Réveillés comme nous, les habitants d’Yrun sortent de leurs maisons et vont grossir la foule : la place de la Constitution, les rues environnantes, tout est encombré ; et ce sont des éclats de rire, des interjections, des refrains, des applaudissements, des murmures, en attendant le jour qu’on a hâte de voir paraître. Les uns sont à cheval, les autres à dos de mulet, le plus grand nombre à pied : hommes, femmes, enfants, tout cela, pêle-mêle, se presse, se heurte, se pousse, se complimente, s’injurie, danse, saute, gambade et crie à pleins poumons.
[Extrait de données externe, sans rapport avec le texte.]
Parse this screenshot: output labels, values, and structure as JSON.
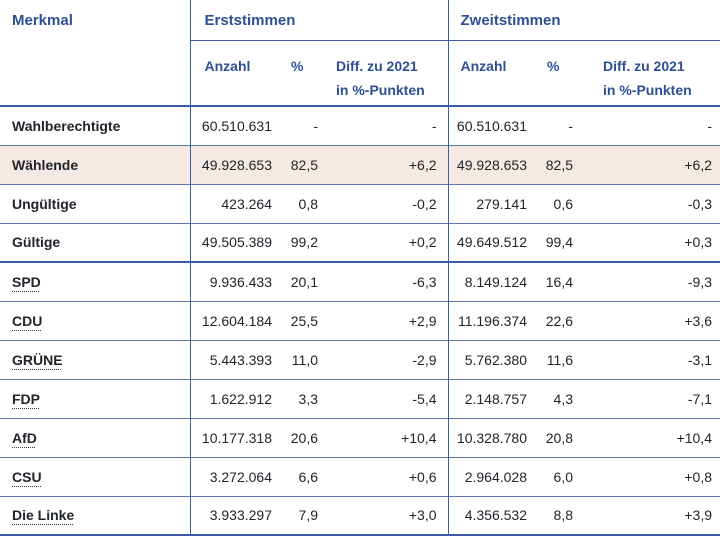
{
  "header": {
    "merkmal": "Merkmal",
    "erststimmen": "Erststimmen",
    "zweitstimmen": "Zweitstimmen",
    "anzahl": "Anzahl",
    "percent": "%",
    "diff_line1": "Diff. zu 2021",
    "diff_line2": "in %-Punkten"
  },
  "rows": [
    {
      "label": "Wahlberechtigte",
      "highlighted": false,
      "e_anzahl": "60.510.631",
      "e_pct": "-",
      "e_diff": "-",
      "z_anzahl": "60.510.631",
      "z_pct": "-",
      "z_diff": "-"
    },
    {
      "label": "Wählende",
      "highlighted": true,
      "e_anzahl": "49.928.653",
      "e_pct": "82,5",
      "e_diff": "+6,2",
      "z_anzahl": "49.928.653",
      "z_pct": "82,5",
      "z_diff": "+6,2"
    },
    {
      "label": "Ungültige",
      "highlighted": false,
      "e_anzahl": "423.264",
      "e_pct": "0,8",
      "e_diff": "-0,2",
      "z_anzahl": "279.141",
      "z_pct": "0,6",
      "z_diff": "-0,3"
    },
    {
      "label": "Gültige",
      "highlighted": false,
      "e_anzahl": "49.505.389",
      "e_pct": "99,2",
      "e_diff": "+0,2",
      "z_anzahl": "49.649.512",
      "z_pct": "99,4",
      "z_diff": "+0,3"
    },
    {
      "label": "SPD",
      "highlighted": false,
      "e_anzahl": "9.936.433",
      "e_pct": "20,1",
      "e_diff": "-6,3",
      "z_anzahl": "8.149.124",
      "z_pct": "16,4",
      "z_diff": "-9,3"
    },
    {
      "label": "CDU",
      "highlighted": false,
      "e_anzahl": "12.604.184",
      "e_pct": "25,5",
      "e_diff": "+2,9",
      "z_anzahl": "11.196.374",
      "z_pct": "22,6",
      "z_diff": "+3,6"
    },
    {
      "label": "GRÜNE",
      "highlighted": false,
      "e_anzahl": "5.443.393",
      "e_pct": "11,0",
      "e_diff": "-2,9",
      "z_anzahl": "5.762.380",
      "z_pct": "11,6",
      "z_diff": "-3,1"
    },
    {
      "label": "FDP",
      "highlighted": false,
      "e_anzahl": "1.622.912",
      "e_pct": "3,3",
      "e_diff": "-5,4",
      "z_anzahl": "2.148.757",
      "z_pct": "4,3",
      "z_diff": "-7,1"
    },
    {
      "label": "AfD",
      "highlighted": false,
      "e_anzahl": "10.177.318",
      "e_pct": "20,6",
      "e_diff": "+10,4",
      "z_anzahl": "10.328.780",
      "z_pct": "20,8",
      "z_diff": "+10,4"
    },
    {
      "label": "CSU",
      "highlighted": false,
      "e_anzahl": "3.272.064",
      "e_pct": "6,6",
      "e_diff": "+0,6",
      "z_anzahl": "2.964.028",
      "z_pct": "6,0",
      "z_diff": "+0,8"
    },
    {
      "label": "Die Linke",
      "highlighted": false,
      "e_anzahl": "3.933.297",
      "e_pct": "7,9",
      "e_diff": "+3,0",
      "z_anzahl": "4.356.532",
      "z_pct": "8,8",
      "z_diff": "+3,9"
    }
  ],
  "colors": {
    "header_blue": "#2D4F93",
    "border_blue": "#3C5CA6",
    "border_blue_light": "#5B76AE",
    "row_highlight": "#F5E9E3",
    "text_dark": "#20242B"
  }
}
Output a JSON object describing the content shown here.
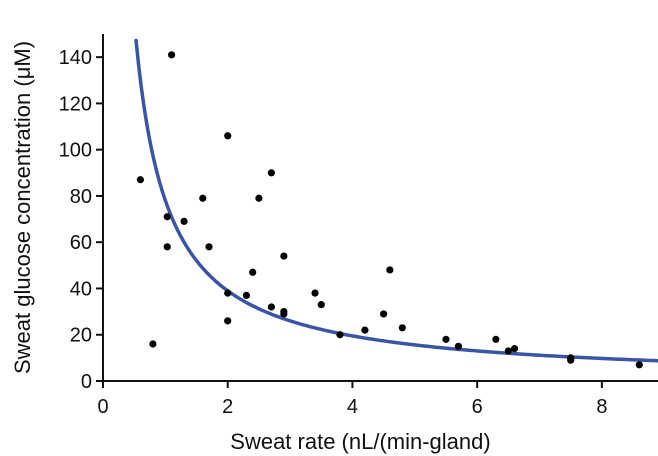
{
  "chart_data": {
    "type": "scatter",
    "title": "",
    "xlabel": "Sweat rate (nL/(min-gland)",
    "ylabel": "Sweat glucose concentration (μM)",
    "xlim": [
      0,
      8.9
    ],
    "ylim": [
      0,
      150
    ],
    "x_ticks": [
      0,
      2,
      4,
      6,
      8
    ],
    "y_ticks": [
      0,
      20,
      40,
      60,
      80,
      100,
      120,
      140
    ],
    "x_tick_labels": [
      "0",
      "2",
      "4",
      "6",
      "8"
    ],
    "y_tick_labels": [
      "0",
      "20",
      "40",
      "60",
      "80",
      "100",
      "120",
      "140"
    ],
    "grid": false,
    "legend": "none",
    "series": [
      {
        "kind": "points",
        "color": "#000000",
        "points": [
          [
            0.6,
            87
          ],
          [
            0.8,
            16
          ],
          [
            1.1,
            141
          ],
          [
            1.03,
            71
          ],
          [
            1.03,
            58
          ],
          [
            1.3,
            69
          ],
          [
            1.6,
            79
          ],
          [
            1.7,
            58
          ],
          [
            2.0,
            106
          ],
          [
            2.0,
            38
          ],
          [
            2.0,
            26
          ],
          [
            2.3,
            37
          ],
          [
            2.4,
            47
          ],
          [
            2.5,
            79
          ],
          [
            2.7,
            90
          ],
          [
            2.7,
            32
          ],
          [
            2.9,
            54
          ],
          [
            2.9,
            30
          ],
          [
            2.9,
            29
          ],
          [
            3.4,
            38
          ],
          [
            3.5,
            33
          ],
          [
            3.8,
            20
          ],
          [
            4.2,
            22
          ],
          [
            4.5,
            29
          ],
          [
            4.6,
            48
          ],
          [
            4.8,
            23
          ],
          [
            5.5,
            18
          ],
          [
            5.7,
            15
          ],
          [
            6.3,
            18
          ],
          [
            6.5,
            13
          ],
          [
            6.6,
            14
          ],
          [
            7.5,
            10
          ],
          [
            7.5,
            9
          ],
          [
            8.6,
            7
          ]
        ]
      },
      {
        "kind": "curve",
        "color": "#3a55a6",
        "equation": "y = 78 / x",
        "x_start": 0.53,
        "x_end": 8.9
      }
    ]
  }
}
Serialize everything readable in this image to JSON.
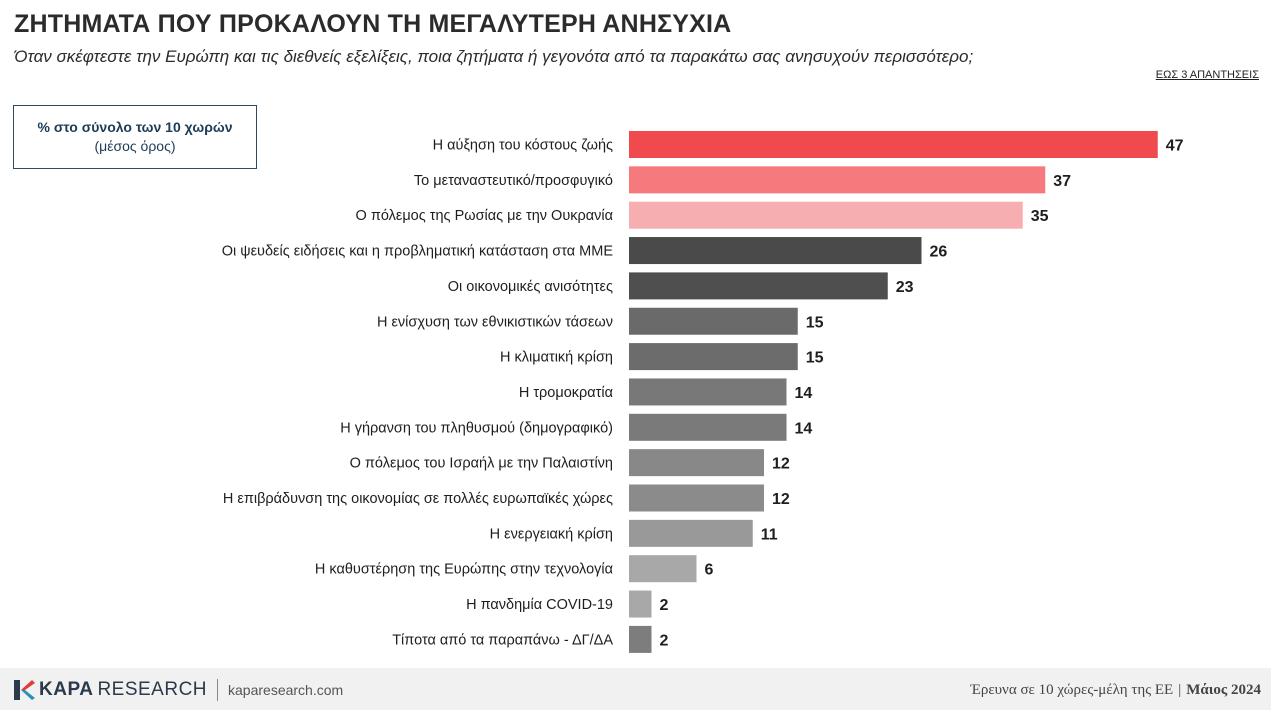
{
  "header": {
    "title": "ΖΗΤΗΜΑΤΑ ΠΟΥ ΠΡΟΚΑΛΟΥΝ ΤΗ ΜΕΓΑΛΥΤΕΡΗ ΑΝΗΣΥΧΙΑ",
    "subtitle": "Όταν σκέφτεστε την Ευρώπη και τις διεθνείς εξελίξεις, ποια ζητήματα ή γεγονότα από τα παρακάτω σας ανησυχούν περισσότερο;",
    "note": "ΕΩΣ 3 ΑΠΑΝΤΗΣΕΙΣ"
  },
  "legend": {
    "line1": "% στο σύνολο των 10 χωρών",
    "line2": "(μέσος όρος)"
  },
  "chart_data": {
    "type": "bar",
    "orientation": "horizontal",
    "categories": [
      "Η αύξηση του κόστους ζωής",
      "Το μεταναστευτικό/προσφυγικό",
      "Ο πόλεμος της Ρωσίας με την Ουκρανία",
      "Οι ψευδείς ειδήσεις και η προβληματική κατάσταση στα ΜΜΕ",
      "Οι οικονομικές ανισότητες",
      "Η ενίσχυση των εθνικιστικών τάσεων",
      "Η κλιματική κρίση",
      "Η τρομοκρατία",
      "Η γήρανση του πληθυσμού (δημογραφικό)",
      "Ο πόλεμος του Ισραήλ με την Παλαιστίνη",
      "Η επιβράδυνση της οικονομίας σε πολλές ευρωπαϊκές χώρες",
      "Η ενεργειακή κρίση",
      "Η καθυστέρηση της Ευρώπης στην τεχνολογία",
      "Η πανδημία COVID-19",
      "Τίποτα από τα παραπάνω - ΔΓ/ΔΑ"
    ],
    "values": [
      47,
      37,
      35,
      26,
      23,
      15,
      15,
      14,
      14,
      12,
      12,
      11,
      6,
      2,
      2
    ],
    "colors": [
      "#f04a4f",
      "#f5797d",
      "#f7aeb0",
      "#4a4a4a",
      "#4f4f4f",
      "#6a6a6a",
      "#6c6c6c",
      "#787878",
      "#7a7a7a",
      "#888888",
      "#8b8b8b",
      "#999999",
      "#a8a8a8",
      "#a8a8a8",
      "#7d7d7d"
    ],
    "xlim": [
      0,
      47
    ],
    "grid": false,
    "legend": "none"
  },
  "footer": {
    "brand_bold": "KAPA",
    "brand_light": "RESEARCH",
    "url": "kaparesearch.com",
    "survey": "Έρευνα σε 10 χώρες-μέλη της ΕΕ",
    "separator": "|",
    "date": "Μάιος 2024"
  }
}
Mais le jour a paru, et aussitôt le silence le plus profond se fait dans la foule turbulente ; le moment du départ est arrivé, et au désordre le plus échevelé succède comme par enchantement le calme et le recueillement.
Monté sur un cheval richement harnaché et sur les flancs duquel se prélasse une double besace abondamment garnie de victuailles, un prêtre du pays ouvre la marche, et tout le monde de le suivre gravement par les sentiers de la montagne sous les chênes aux vastes ombrages. Une heure suffit pour effectuer l’ascension et atteindre l’ermitage ; les arrivants vont successivement se prosterner dans la petite chapelle et ressortent aussitôt pour faire place à ceux qui les suivent ; ce défilé dure longtemps et nous permet de constater que des précautions plus que suffisantes ont été prises par chacun des pèlerins afin de n’avoir point à souffrir de la soif ou de la faim pendant la journée : les besaces que ces bonnes gens portent sur l’épaule regorgent de vivres que le contenu des outres les aidera sans doute à digérer.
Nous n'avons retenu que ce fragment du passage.